In het in de vordering onder (iv) genoemde randnummer 5.9 van de dagvaarding staat – letterlijk weergegeven – het volgende:
Eisers vorderen additioneel dat de rechtbank, voor zover mogelijk uitvoerbaar bij voorraad:
(i) artikelen 2 lid 2 en 3 van de Algemene bankvoorwaarden buiten werking stelt, omdat dit artikel onredelijk bezwarend is, dan wel vanwege conversie een als geldig aan te merken beding formuleert op grond van artikel 3:41 en 3:42 BW dat in overeenstemming is met overweging 21 van de Richtlijn 2018/1673;
(ii) Rabo te verbieden de toegang tot de betaalrekeningen te beperken en te gebieden ongelimiteerd toegang tot de betaalrekening te verstrekken aan Eisers teneinde zelf betalingen te verrichten zonder tussenkomst van Rabo, tenzij Rabo nieuwe feiten en omstandigheden stelt zonder zich daarop te beroepen op de verplichtingen uit de Wwft/Wft, vanwege strijd met de artikelen 7, 48 lid 1 en 49 van het Handvest van de Grondrechten van de Europese Unie en de artikelen 6 en 8 van het Europees Verdrag voor de Rechten van de Mens en vanwege strijd met artikel 2 lid 1 ABV dan wel artikel 6:248 lid 2 BW, dan wel de bijzondere zorgplicht op grond van het ongeschreven recht;
(iii) het Rabo te verbieden om Eisers a) te bevragen over de transacties op de betaalrekeningen en b) te vragen nadere documenten te overleggen met betrekking tot de transacties op de betaalrekening mede omdat zulks strijd oplevert met de grondrechten van Eisers.
3.2.
Volgens de dagvaarding staat in dit kort geding centraal de vraag of Rabobank op ongerechtvaardigde wijze de fundamentele grondrechten van Sun City schendt door het strikt naleven van de Wet ter voorkoming van witwassen en financieren van terrorisme (Wwft). Sun City stelt dat Rabobank deze wetgeving niet strikt hoeft na te leven, omdat deze met terugwerkende kracht “buiten effect gesteld dient te worden”. De artikelen 2, 3, 5, 6, 8, 16 (in de dagvaarding staat artikel 16 Wft (Wet op het financieel toezicht), maar kennelijk is bedoeld Wwft, vzr) en 40 Wwft zijn onmiskenbaar onverbindend wegens strijd met eenieder verbindende bepalingen van verdragen en besluiten van volkenrechtelijke organisaties, zoals artikelen 7 en 8 EU-Handvest en artikelen 7 en 8 EVRM. Door de Wwft toe te passen op Sun City, waaronder het blokkeren van het ongelimiteerd kunnen gebruiken van de betaalrekeningen, schiet Rabobank toerekenbaar tekort in de nakoming van haar contractuele verplichtingen en handelt zij onrechtmatig jegens Sun City. Sinds 30 maart 2023 kan Sun City de Rekeningen namelijk niet meer zelf beheren, c.q. zelf betalingen verrichten vanaf de Rekeningen. Rabobank heeft met een beroep op de Wwft de Rekeningen
de factogeblokkeerd en Sun City onder bewind gesteld met een beroep op de Wwft, terwijl die een dergelijke "knechting", c.q. onderbewindstelling niet imperatief voorschrijft, aldus steeds Sun City.

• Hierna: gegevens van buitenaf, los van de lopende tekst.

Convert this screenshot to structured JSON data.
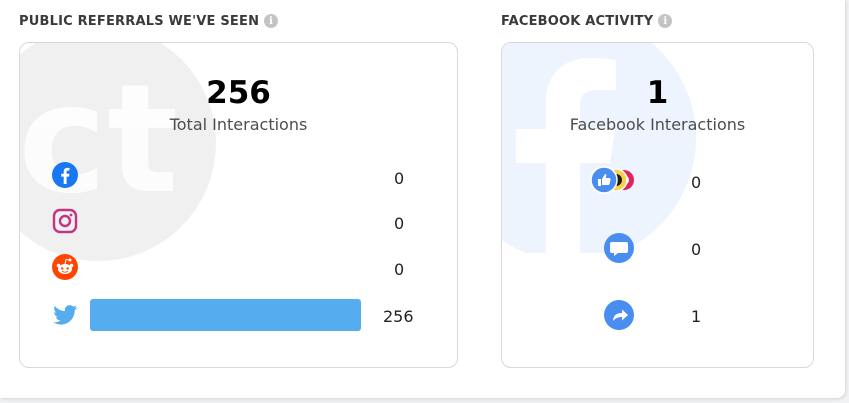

Uit de toelichting ter zitting blijkt dat Sun City met dit kort geding (vooral) wenst te bereiken dat zij weer de vrije beschikking krijgt over de Rekeningen. Het klantonderzoek mag desnoods doorgaan, al meent zij dat zij de vragen tot nu toe afdoende heeft beantwoord, en Sun City zal proberen zo goed mogelijk alle vragen te beantwoorden, zo verklaarde [eiser 3] ter zitting. Als Rabobank alsnog besluit de bankrelatie te beëindigen zullen eisers “daar op gepaste wijze tegen ageren.”
3.3.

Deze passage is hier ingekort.